December 31, 2012 in Region

Bus crash kills nine on icy Oregon highway

Charter was carrying tourists
 
Associated Press photo

Emergency personnel respond Sunday to the scene of a multiple-fatality accident after a tour bus careened through a guardrail along an icy highway and 100 fell feet down a steep embankment about 15 miles east of Pendleton, Ore., authorities said.
(Full-size photo)

Idaho man dies in rollover

 A 69-year-old Post Falls man died early Sunday in a one-vehicle accident on Interstate 84 in Eastern Oregon, about 35 miles west of the bus accident that happened about four hours later.

 The Oregon State Police said Freeman G. Thomason died at the scene, about 23 miles west of Pendleton, near Stanfield. Thomason was a passenger in a pickup truck driven by Timothy Hancock, 26, of Hermiston, Ore.

 Police reports say Thomason was wearing a safety restraint when the accident happened around 6:45 a.m.

 Hancock was driving eastbound on I-84 in the left lane when he lost control on an icy section of roadway. The pickup traveled into the center median and rolled before coming to rest on its top.

 Hancock received non-life-threatening injuries and was taken to a Hermiston hospital.

-Tom Sowa

PENDLETON, Ore. – A tour bus careened through a guardrail along an icy Oregon highway and 100 feet down a steep embankment Sunday, killing nine people and injuring more than 20 others, authorities said.

The charter bus carrying about 40 people lost control around 10:30 a.m. on snow- and ice-covered lanes of Interstate 84 in a rural area of Eastern Oregon, according to the Oregon State Police. The bus crashed near the start of a 7-mile section of road that winds down a hill.

The bus came to rest at the bottom of a snowy slope and landed upright, with little or no debris visible around the crash site.

More than a dozen rescue workers descended the hill and used ropes to help retrieve people from the wreckage in freezing weather. The bus driver was among the survivors, but had not yet spoken to police because of the severity of the injuries the driver had suffered.

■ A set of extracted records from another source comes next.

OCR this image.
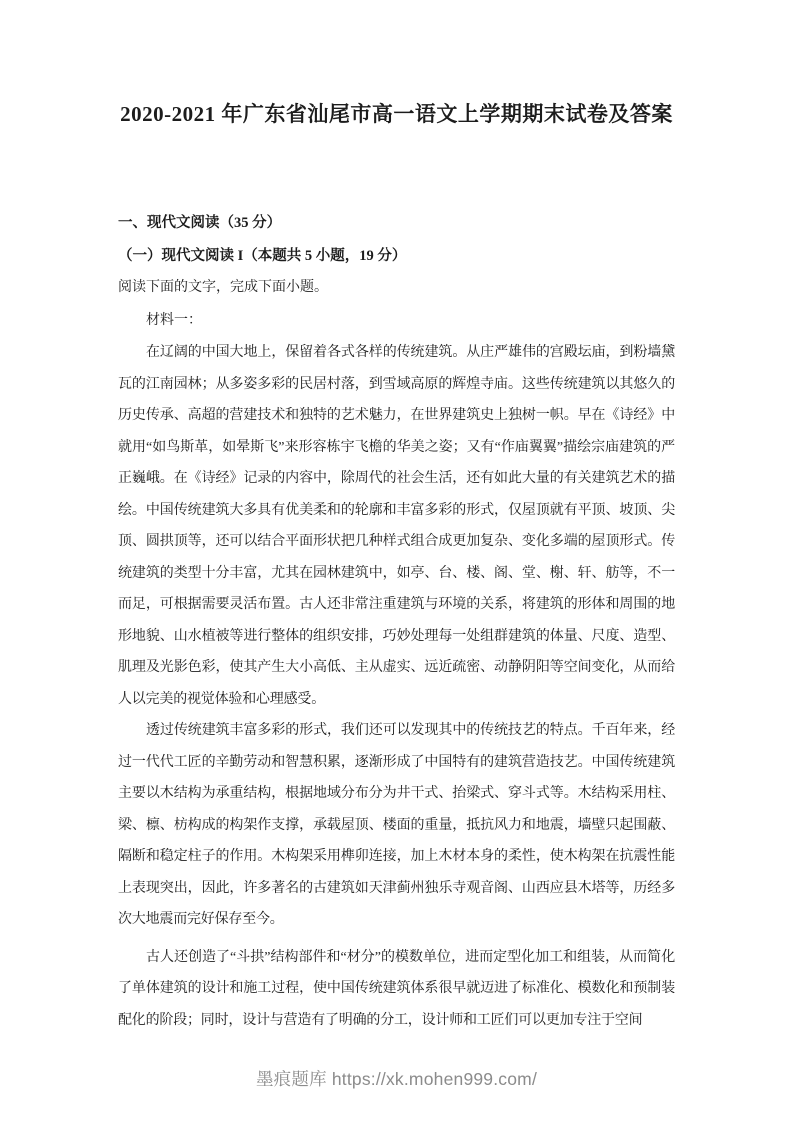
2020-2021 年广东省汕尾市高一语文上学期期末试卷及答案
一、现代文阅读（35 分）
（一）现代文阅读 I（本题共 5 小题，19 分）
阅读下面的文字，完成下面小题。
材料一：

在辽阔的中国大地上，保留着各式各样的传统建筑。从庄严雄伟的宫殿坛庙，到粉墙黛瓦的江南园林；从多姿多彩的民居村落，到雪域高原的辉煌寺庙。这些传统建筑以其悠久的历史传承、高超的营建技术和独特的艺术魅力，在世界建筑史上独树一帜。早在《诗经》中就用“如鸟斯革，如晕斯飞”来形容栋宇飞檐的华美之姿；又有“作庙翼翼”描绘宗庙建筑的严正巍峨。在《诗经》记录的内容中，除周代的社会生活，还有如此大量的有关建筑艺术的描绘。中国传统建筑大多具有优美柔和的轮廓和丰富多彩的形式，仅屋顶就有平顶、坡顶、尖顶、圆拱顶等，还可以结合平面形状把几种样式组合成更加复杂、变化多端的屋顶形式。传统建筑的类型十分丰富，尤其在园林建筑中，如亭、台、楼、阁、堂、榭、轩、舫等，不一而足，可根据需要灵活布置。古人还非常注重建筑与环境的关系，将建筑的形体和周围的地形地貌、山水植被等进行整体的组织安排，巧妙处理每一处组群建筑的体量、尺度、造型、肌理及光影色彩，使其产生大小高低、主从虚实、远近疏密、动静阴阳等空间变化，从而给人以完美的视觉体验和心理感受。

透过传统建筑丰富多彩的形式，我们还可以发现其中的传统技艺的特点。千百年来，经过一代代工匠的辛勤劳动和智慧积累，逐渐形成了中国特有的建筑营造技艺。中国传统建筑主要以木结构为承重结构，根据地域分布分为井干式、抬梁式、穿斗式等。木结构采用柱、梁、檩、枋构成的构架作支撑，承载屋顶、楼面的重量，抵抗风力和地震，墙壁只起围蔽、隔断和稳定柱子的作用。木构架采用榫卯连接，加上木材本身的柔性，使木构架在抗震性能上表现突出，因此，许多著名的古建筑如天津蓟州独乐寺观音阁、山西应县木塔等，历经多次大地震而完好保存至今。

古人还创造了“斗拱”结构部件和“材分”的模数单位，进而定型化加工和组装，从而简化了单体建筑的设计和施工过程，使中国传统建筑体系很早就迈进了标准化、模数化和预制装配化的阶段；同时，设计与营造有了明确的分工，设计师和工匠们可以更加专注于空间

墨痕题库 https://xk.mohen999.com/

Lt. Greg Hastings said the bus crashed along the west end of the Blue Mountains, west of an area called Deadman Pass. The area is so dangerous the state transportation department published specific warnings for truck drivers, advising it had “some of the most changeable and severe weather conditions in the Northwest” and can lead to slick conditions and poor visibility.

St. Anthony Hospital in Pendleton treated 26 people from the accident, hospital spokesman Larry Blanc said. Five of those treated at St. Anthony were transported to other facilities.

I-84 is a major east-west highway through Oregon that follows the Columbia River Gorge.

Umatilla County Emergency Manager Jack Remillard said the bus was owned by Mi Joo travel in Vancouver, B.C., and state police said the bus was en route from Las Vegas to Vancouver.

A woman who answered the phone at a listing for the company confirmed with the Associated Press that it owned the bus and said it was on a tour of the Western U.S. She declined to give her name.

A bus safety website run by the U.S. Department of Transportation said Mi Joo Tour & Travel has six buses, none of which have been involved in any accidents in at least the past two years.

A spokesman for the American Bus Association said buses carry more than 700 million passengers a year in the United States.

“The industry as a whole is a very safe industry,” said Dan Ronan of the Washington, D.C.-based group. “There are only a handful of accidents every year. Comparatively speaking, we’re the safest form of surface transportation.”

The bus crash comes more than two months after another chartered tour bus in October veered off a highway in northern Arizona, killing the driver and injuring dozens of passengers who were mostly tourists from Asia and Europe. Authorities say the driver likely had a medical episode.